UK Prime Minister David Cameron Enthusiastically Supports the Development of Confucius Institutes in His Letter to Vice Minister of UK Department for Education

[Source]    Hanban [Time]    2014-04-28 13:42:20 

The full text of the signed letter from UK Prime Minister David Cameron

In his letter dated 27 February 2014, UK Prime Minister David Cameron wrote to the Vice Minister of UK Department for Education Liz Truss (Parliamentary Under Secretary of State) with his enthusiastic praise for the positive contribution made by Confucius Institutes to the promotion of Chinese language teaching in the UK. He pointed out that the establishment of Confucius Institutes has led to the increase number of young learners of Chinese language in the UK and brought forth inspiring prospects. He also stressed on the necessity to strengthen the ties between China and the UK and support the establishment of a Model Confucius Institute at the Institute of Education (IOE), University of London. The full text of the letter is as follows.

Dear Elizabeth,

During my recent visit to China I announced the UK's ambition to double the number of people learning Chinese languages in the UK from 200,000 to 400,000 by 2020. The estimated growth in the number of young people learning Mandarin as a result of establishing a Confucius Institute is hugely encouraging. By the end of 2016 the demand for Chinese learning in primary schools alone will have doubled; and by 2019 the number of children of primary school age learning Mandarin will have grown from around 30,000 to over 130,000.

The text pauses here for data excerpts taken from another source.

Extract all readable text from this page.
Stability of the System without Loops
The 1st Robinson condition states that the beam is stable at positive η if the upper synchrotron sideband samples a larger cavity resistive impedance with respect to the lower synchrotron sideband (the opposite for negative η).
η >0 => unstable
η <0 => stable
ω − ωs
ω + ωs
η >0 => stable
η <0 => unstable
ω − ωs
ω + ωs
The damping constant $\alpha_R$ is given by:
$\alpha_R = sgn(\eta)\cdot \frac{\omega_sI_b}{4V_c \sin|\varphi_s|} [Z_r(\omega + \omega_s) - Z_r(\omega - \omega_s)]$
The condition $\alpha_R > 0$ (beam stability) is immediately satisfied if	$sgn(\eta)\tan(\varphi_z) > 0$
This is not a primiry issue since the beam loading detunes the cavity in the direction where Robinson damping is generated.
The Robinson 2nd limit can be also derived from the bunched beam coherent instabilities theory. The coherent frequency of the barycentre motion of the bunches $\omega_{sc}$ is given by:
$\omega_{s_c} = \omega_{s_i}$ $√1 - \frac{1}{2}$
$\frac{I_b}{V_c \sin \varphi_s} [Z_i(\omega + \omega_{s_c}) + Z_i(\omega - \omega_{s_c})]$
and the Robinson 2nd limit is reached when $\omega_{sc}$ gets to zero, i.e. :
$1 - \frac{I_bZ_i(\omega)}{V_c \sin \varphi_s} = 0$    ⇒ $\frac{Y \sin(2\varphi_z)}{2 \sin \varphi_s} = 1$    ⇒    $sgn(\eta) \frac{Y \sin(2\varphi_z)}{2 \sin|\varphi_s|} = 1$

The work of the Confucius Institute will complement the exceptional work that the Hanban has been leading in partnership with the British Council. The vision is powerful; to double the number of children learning Chinese in schools, ultimately aiming for one teacher of Mandarin Chinese for every three secondary schools so that every child has the opportunity to learn Mandarin should they want to do so.

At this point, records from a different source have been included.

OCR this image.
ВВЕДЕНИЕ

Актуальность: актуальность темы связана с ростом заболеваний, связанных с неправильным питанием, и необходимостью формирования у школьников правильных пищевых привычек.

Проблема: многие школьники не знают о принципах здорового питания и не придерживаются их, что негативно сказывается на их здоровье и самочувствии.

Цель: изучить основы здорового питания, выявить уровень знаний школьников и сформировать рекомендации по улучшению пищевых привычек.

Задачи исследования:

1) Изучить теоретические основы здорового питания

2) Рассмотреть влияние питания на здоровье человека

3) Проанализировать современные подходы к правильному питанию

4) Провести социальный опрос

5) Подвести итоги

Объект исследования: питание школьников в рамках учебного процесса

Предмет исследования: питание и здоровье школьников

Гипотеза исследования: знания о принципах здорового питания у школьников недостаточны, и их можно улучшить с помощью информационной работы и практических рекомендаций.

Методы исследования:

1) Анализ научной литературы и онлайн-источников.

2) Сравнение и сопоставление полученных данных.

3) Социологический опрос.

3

I am extremely supportive of the discussion you are undertaking with Madam Xu Lin of Hanban with regard to establishing a model Confucius Institute in London. This model Institute would enable thousands more young people to learn Mandarin and would complement the exciting progress already being made by the Confucius Institute in the UK. I look forward to hearing the outcome of your discussion.


By the end of 2013, there are altogether 25 Confucius Institutes and 92 Confucius Classrooms in the UK with 97,000 students, accounting for 50% of the total number of students in Europe. The Confucius Institutes in the UK have operated very well with full support from the British side. The Chinese teaching and cultural activities of Confucius Institutes in the UK are colourful and of great taste, which are often attended by political leaders of China, the UK and other countries.